How To Prevent Flash Loan Attacks?
Access to a single, reputable price feed can provide diversification and guarantee stability. Because these assaults take advantage of DEXs believing their own or a specific price feed, which may be manipulated by placing a massive order for a currency, it’s critical to utilize decentralized pricing oracles to obtain the correct cost of an asset. Given the current surge of flash loan assaults, it’s clear that no single solution exists yet. However, specific actions may take to combat this problem.
Use Decentralized Oracles
The most straightforward approach to prevent flash loan attacks is for DeFi platforms to utilize decentralized pricing oracles such as Chainlink and Band Protocol instead of depending on a single DEX for their price feed. Before creating their Alpha Oracle Aggregator last May, Alpha Homora had to learn the hard way.
Pricing Updates with High-Frequency
This appears to be a straightforward solution in theory, but it might cost more in practice. We simply increase the number of times the liquidity pool queries an oracle for a new price here. The logic is that with more modifications, the price of a token within the collection will update faster, exposing any price manipulation.
Transactions In The Chain Should Go Through Two Blocks
According to Dragonfly Research, Flash loans may be forced to pass through two blocks instead of one. However, this isn’t a solution in and of itself since the exploiter may flash loan assault on both blocks if they are built incorrectly. Furthermore, because transactions will no longer be synchronous due to this, the UI of DeFi standards since dealings will no longer be synchronous.

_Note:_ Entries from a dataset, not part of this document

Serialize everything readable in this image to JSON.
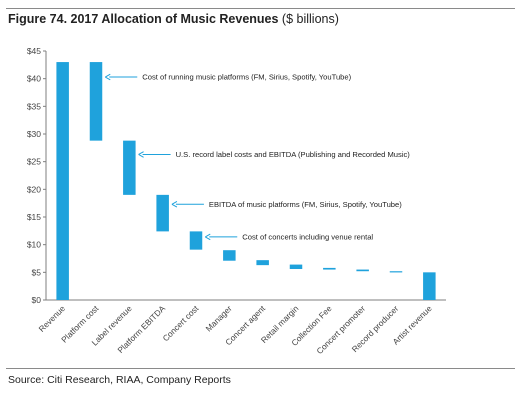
{
  "title_bold": "Figure 74. 2017 Allocation of Music Revenues",
  "title_units": " ($ billions)",
  "source": "Source: Citi Research, RIAA, Company Reports",
  "chart_data": {
    "type": "waterfall",
    "title": "Figure 74. 2017 Allocation of Music Revenues ($ billions)",
    "ylabel": "",
    "ylim": [
      0,
      45
    ],
    "ytick_step": 5,
    "ytick_format": "$",
    "grid": false,
    "legend": "none",
    "bar_color": "#1fa2dc",
    "categories": [
      "Revenue",
      "Platform cost",
      "Label revenue",
      "Platform EBITDA",
      "Concert cost",
      "Manager",
      "Concert agent",
      "Retail margin",
      "Collection  Fee",
      "Concert promoter",
      "Record producer",
      "Artist revenue"
    ],
    "bars": [
      {
        "category": "Revenue",
        "start": 0,
        "end": 43
      },
      {
        "category": "Platform cost",
        "start": 28.8,
        "end": 43
      },
      {
        "category": "Label revenue",
        "start": 19.0,
        "end": 28.8
      },
      {
        "category": "Platform EBITDA",
        "start": 12.4,
        "end": 19.0
      },
      {
        "category": "Concert cost",
        "start": 9.1,
        "end": 12.4
      },
      {
        "category": "Manager",
        "start": 7.1,
        "end": 9.0
      },
      {
        "category": "Concert agent",
        "start": 6.3,
        "end": 7.2
      },
      {
        "category": "Retail margin",
        "start": 5.6,
        "end": 6.4
      },
      {
        "category": "Collection  Fee",
        "start": 5.5,
        "end": 5.8
      },
      {
        "category": "Concert promoter",
        "start": 5.2,
        "end": 5.5
      },
      {
        "category": "Record producer",
        "start": 5.0,
        "end": 5.2
      },
      {
        "category": "Artist revenue",
        "start": 0,
        "end": 5.0
      }
    ],
    "annotations": [
      {
        "target": "Platform cost",
        "text": "Cost of running  music platforms (FM, Sirius, Spotify, YouTube)",
        "y": 40.3
      },
      {
        "target": "Label revenue",
        "text": "U.S. record label costs and EBITDA (Publishing and Recorded Music)",
        "y": 26.3
      },
      {
        "target": "Platform EBITDA",
        "text": "EBITDA of music platforms (FM, Sirius, Spotify, YouTube)",
        "y": 17.3
      },
      {
        "target": "Concert cost",
        "text": "Cost of concerts including venue rental",
        "y": 11.4
      }
    ]
  }
}
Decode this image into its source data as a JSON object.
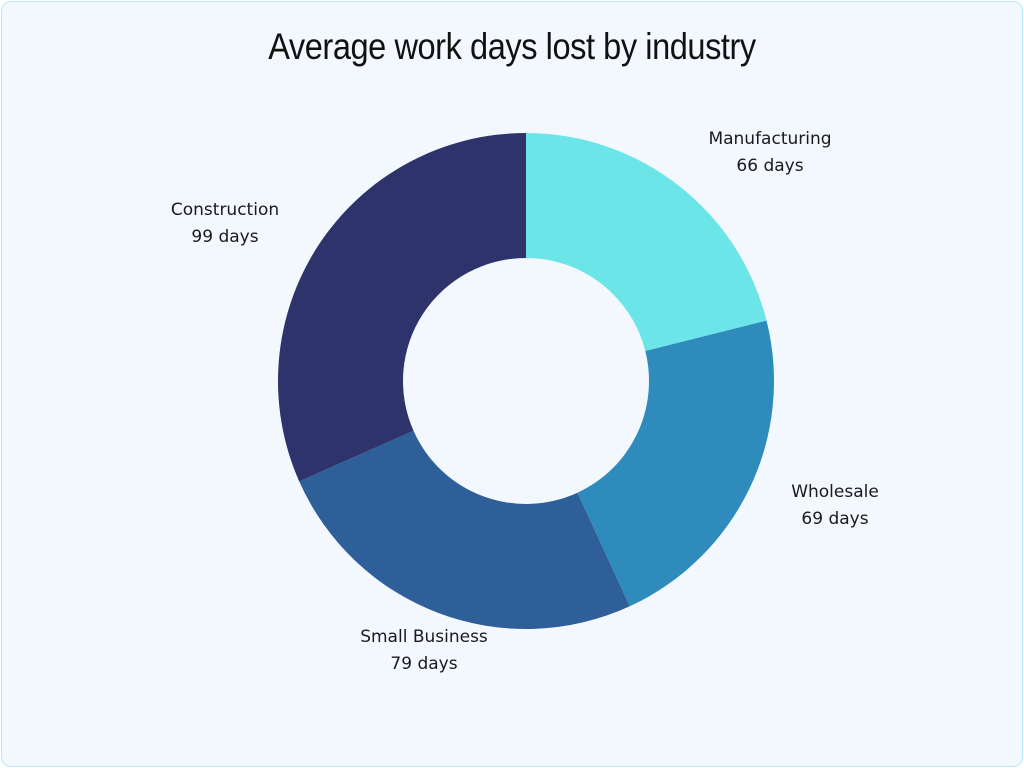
{
  "chart_data": {
    "type": "pie",
    "variant": "donut",
    "title": "Average work days lost by industry",
    "categories": [
      "Manufacturing",
      "Wholesale",
      "Small Business",
      "Construction"
    ],
    "values": [
      66,
      69,
      79,
      99
    ],
    "unit": "days",
    "labels": [
      "66 days",
      "69 days",
      "79 days",
      "99 days"
    ],
    "colors": [
      "#6ce5e8",
      "#2e8bbb",
      "#2e5f99",
      "#2f336b"
    ],
    "legend": "none (labels outside slices)"
  },
  "background": "#f3f8ff",
  "border_color": "#b9e6f5"
}
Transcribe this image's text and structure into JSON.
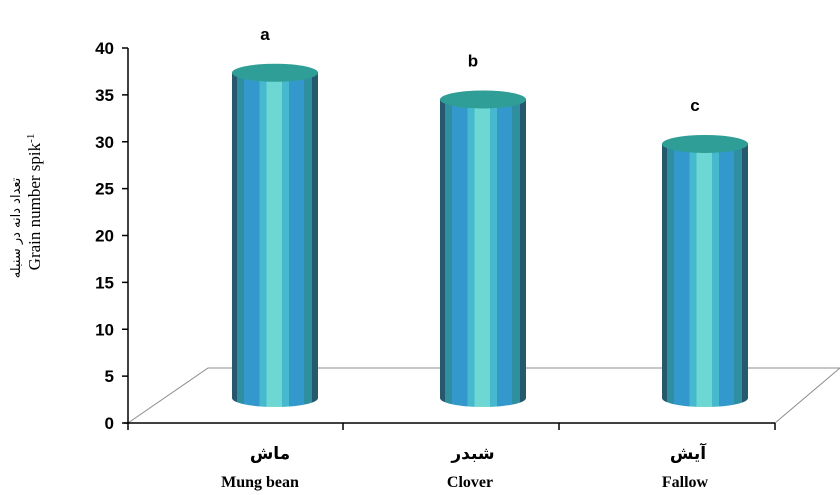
{
  "chart_data": {
    "type": "bar",
    "categories": [
      {
        "fa": "ماش",
        "en": "Mung bean"
      },
      {
        "fa": "شبدر",
        "en": "Clover"
      },
      {
        "fa": "آیش",
        "en": "Fallow"
      }
    ],
    "values": [
      37.5,
      34.5,
      29.5
    ],
    "significance": [
      "a",
      "b",
      "c"
    ],
    "ylabel_fa": "تعداد دانه در سنبله",
    "ylabel_en": "Grain number spik",
    "ylabel_en_sup": "-1",
    "ylim": [
      0,
      40
    ],
    "yticks": [
      "0",
      "5",
      "10",
      "15",
      "20",
      "25",
      "30",
      "35",
      "40"
    ],
    "style": "3d-cylinder",
    "colors": {
      "bar_top": "#2e9e96",
      "bar_stripes": [
        "#27627a",
        "#2f8fa0",
        "#3399cc",
        "#46b9cf",
        "#66d6d1"
      ],
      "floor_line": "#888888"
    }
  }
}
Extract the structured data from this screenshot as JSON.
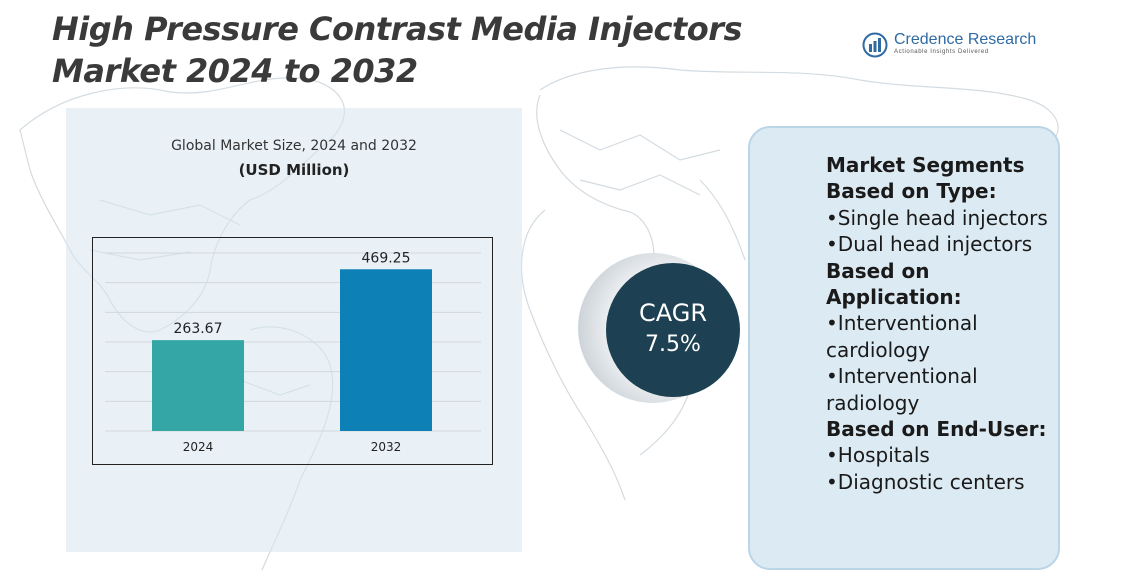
{
  "title": "High Pressure Contrast Media Injectors Market 2024 to 2032",
  "logo": {
    "name": "Credence Research",
    "tagline": "Actionable Insights Delivered"
  },
  "chart_data": {
    "type": "bar",
    "title": "Global Market Size, 2024 and 2032",
    "subtitle": "(USD Million)",
    "categories": [
      "2024",
      "2032"
    ],
    "values": [
      263.67,
      469.25
    ],
    "value_labels": [
      "263.67",
      "469.25"
    ],
    "colors": [
      "#35a6a6",
      "#0d80b5"
    ],
    "ylim": [
      0,
      560
    ],
    "grid": true
  },
  "cagr": {
    "label": "CAGR",
    "value": "7.5%"
  },
  "segments": {
    "heading": "Market Segments",
    "type_heading": "Based on Type:",
    "type_items": [
      "•Single head injectors",
      "•Dual head injectors"
    ],
    "application_heading": "Based on Application:",
    "application_items": [
      "•Interventional cardiology",
      "•Interventional radiology"
    ],
    "enduser_heading": "Based on End-User:",
    "enduser_items": [
      "•Hospitals",
      "•Diagnostic centers"
    ]
  },
  "colors": {
    "title": "#3a3a3a",
    "cagr_circle": "#1d4152",
    "panel": "#dceaf3",
    "accent": "#2f6aa3"
  }
}
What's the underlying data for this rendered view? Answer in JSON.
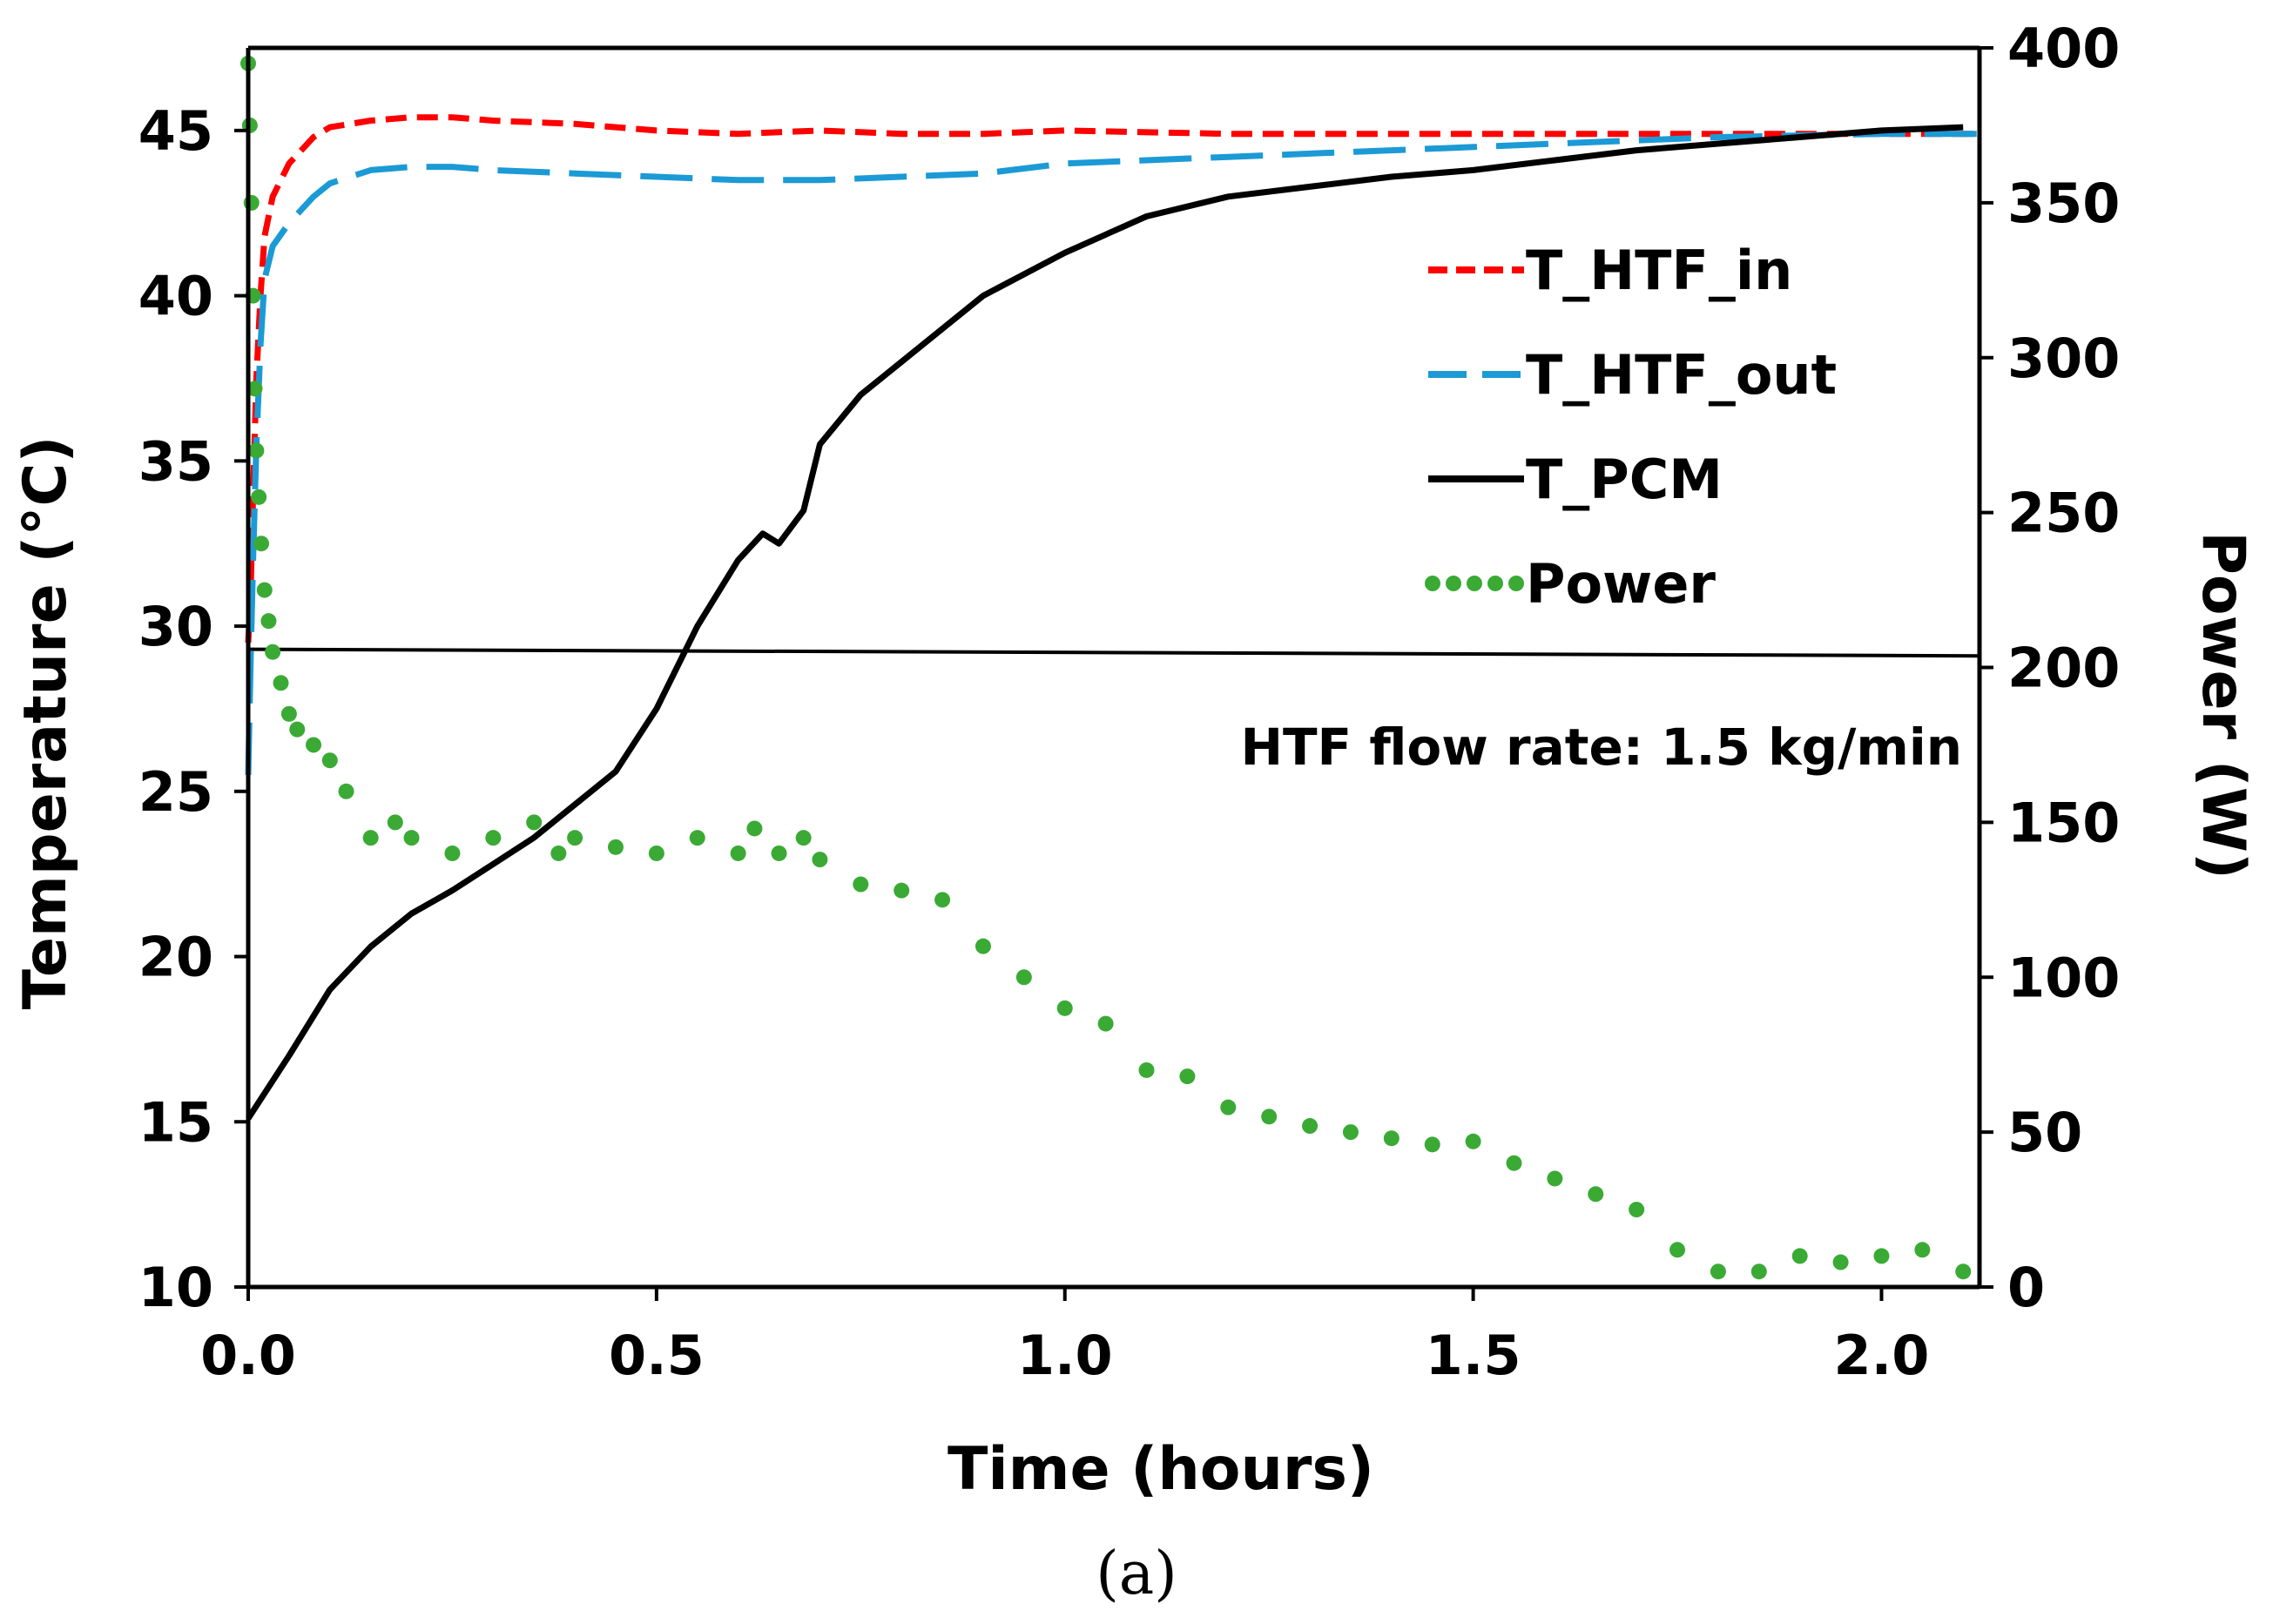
{
  "chart_data": {
    "type": "line",
    "title": "",
    "xlabel": "Time (hours)",
    "ylabel": "Temperature (°C)",
    "y2label": "Power (W)",
    "xlim": [
      0,
      2.12
    ],
    "ylim": [
      10,
      47.5
    ],
    "y2lim": [
      0,
      400
    ],
    "xticks": [
      "0.0",
      "0.5",
      "1.0",
      "1.5",
      "2.0"
    ],
    "xtick_values": [
      0,
      0.5,
      1.0,
      1.5,
      2.0
    ],
    "yticks": [
      "10",
      "15",
      "20",
      "25",
      "30",
      "35",
      "40",
      "45"
    ],
    "ytick_values": [
      10,
      15,
      20,
      25,
      30,
      35,
      40,
      45
    ],
    "y2ticks": [
      "0",
      "50",
      "100",
      "150",
      "200",
      "250",
      "300",
      "350",
      "400"
    ],
    "y2tick_values": [
      0,
      50,
      100,
      150,
      200,
      250,
      300,
      350,
      400
    ],
    "grid": false,
    "legend_position": "top-right",
    "annotation": "HTF flow rate: 1.5 kg/min",
    "caption": "(a)",
    "reference_line": {
      "x": [
        0,
        2.12
      ],
      "y": [
        29.3,
        29.1
      ],
      "axis": "left"
    },
    "series": [
      {
        "name": "T_HTF_in",
        "axis": "left",
        "color": "#ff0000",
        "style": "short-dash",
        "x": [
          0,
          0.003,
          0.006,
          0.01,
          0.015,
          0.02,
          0.03,
          0.05,
          0.08,
          0.1,
          0.15,
          0.2,
          0.25,
          0.3,
          0.4,
          0.5,
          0.6,
          0.7,
          0.8,
          0.9,
          1.0,
          1.2,
          1.4,
          1.6,
          1.8,
          2.0,
          2.12
        ],
        "y": [
          29.5,
          31,
          34,
          37.5,
          40,
          41.8,
          43,
          44,
          44.8,
          45.1,
          45.3,
          45.4,
          45.4,
          45.3,
          45.2,
          45.0,
          44.9,
          45.0,
          44.9,
          44.9,
          45.0,
          44.9,
          44.9,
          44.9,
          44.9,
          44.9,
          44.9
        ]
      },
      {
        "name": "T_HTF_out",
        "axis": "left",
        "color": "#1b9ad6",
        "style": "long-dash",
        "x": [
          0,
          0.003,
          0.006,
          0.01,
          0.015,
          0.02,
          0.03,
          0.05,
          0.08,
          0.1,
          0.15,
          0.2,
          0.25,
          0.3,
          0.4,
          0.5,
          0.6,
          0.7,
          0.8,
          0.9,
          1.0,
          1.2,
          1.4,
          1.6,
          1.8,
          2.0,
          2.12
        ],
        "y": [
          25.5,
          29,
          32,
          35.5,
          38.5,
          40.5,
          41.5,
          42.2,
          43,
          43.4,
          43.8,
          43.9,
          43.9,
          43.8,
          43.7,
          43.6,
          43.5,
          43.5,
          43.6,
          43.7,
          44.0,
          44.2,
          44.4,
          44.6,
          44.8,
          44.9,
          44.9
        ]
      },
      {
        "name": "T_PCM",
        "axis": "left",
        "color": "#000000",
        "style": "solid",
        "x": [
          0,
          0.05,
          0.1,
          0.15,
          0.2,
          0.25,
          0.3,
          0.35,
          0.4,
          0.45,
          0.5,
          0.55,
          0.6,
          0.63,
          0.65,
          0.68,
          0.7,
          0.75,
          0.8,
          0.9,
          1.0,
          1.1,
          1.2,
          1.3,
          1.4,
          1.5,
          1.6,
          1.7,
          1.8,
          1.9,
          2.0,
          2.1
        ],
        "y": [
          15.1,
          17.0,
          19.0,
          20.3,
          21.3,
          22.0,
          22.8,
          23.6,
          24.6,
          25.6,
          27.5,
          30.0,
          32.0,
          32.8,
          32.5,
          33.5,
          35.5,
          37.0,
          38.0,
          40.0,
          41.3,
          42.4,
          43.0,
          43.3,
          43.6,
          43.8,
          44.1,
          44.4,
          44.6,
          44.8,
          45.0,
          45.1
        ]
      },
      {
        "name": "Power",
        "axis": "right",
        "color": "#3aaa35",
        "style": "dotted",
        "x": [
          0.0,
          0.002,
          0.004,
          0.006,
          0.008,
          0.01,
          0.013,
          0.016,
          0.02,
          0.025,
          0.03,
          0.04,
          0.05,
          0.06,
          0.08,
          0.1,
          0.12,
          0.15,
          0.18,
          0.2,
          0.25,
          0.3,
          0.35,
          0.38,
          0.4,
          0.45,
          0.5,
          0.55,
          0.6,
          0.62,
          0.65,
          0.68,
          0.7,
          0.75,
          0.8,
          0.85,
          0.9,
          0.95,
          1.0,
          1.05,
          1.1,
          1.15,
          1.2,
          1.25,
          1.3,
          1.35,
          1.4,
          1.45,
          1.5,
          1.55,
          1.6,
          1.65,
          1.7,
          1.75,
          1.8,
          1.85,
          1.9,
          1.95,
          2.0,
          2.05,
          2.1
        ],
        "y": [
          395,
          375,
          350,
          320,
          290,
          270,
          255,
          240,
          225,
          215,
          205,
          195,
          185,
          180,
          175,
          170,
          160,
          145,
          150,
          145,
          140,
          145,
          150,
          140,
          145,
          142,
          140,
          145,
          140,
          148,
          140,
          145,
          138,
          130,
          128,
          125,
          110,
          100,
          90,
          85,
          70,
          68,
          58,
          55,
          52,
          50,
          48,
          46,
          47,
          40,
          35,
          30,
          25,
          12,
          5,
          5,
          10,
          8,
          10,
          12,
          5
        ]
      }
    ]
  }
}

Tools For Detecting Flash Loans Attacks
The delay in response times from DeFi platform developers is one of the main reasons exploiters can pull off flash loan assaults. And we can’t blame them since exploits are generally difficult to detect until it’s too late. Project managers can use security tools to identify smart contract vulnerabilities and other unusual behavior, allowing them to react promptly and counteract assaults.
The Takeaway Notes
The use of lightning attacks is becoming prevalent and will most likely continue for a time. Despite all the proposed solutions, we should keep in mind that DeFi technology isn’t yet developed enough to allow us to relax since each week, hackers discover new security flaws before they are fixed. The only way developers can survive is to make the most of what they have right now, and if they don’t work, they’ll discover something new every time they’re attacked. We shouldn’t be put off participating in DeFi schemes such as staking, yield farming, and liquidity mining since they provide us with significant possibilities. Aside from flash loans, there are other DeFi lending protocols; the top DeFi lending protocols across chains may be found easily. Remember to thoroughly assess the risks and never put money down that you are not prepared to lose. Investment is all about risk management, and DeFi staking is no exception.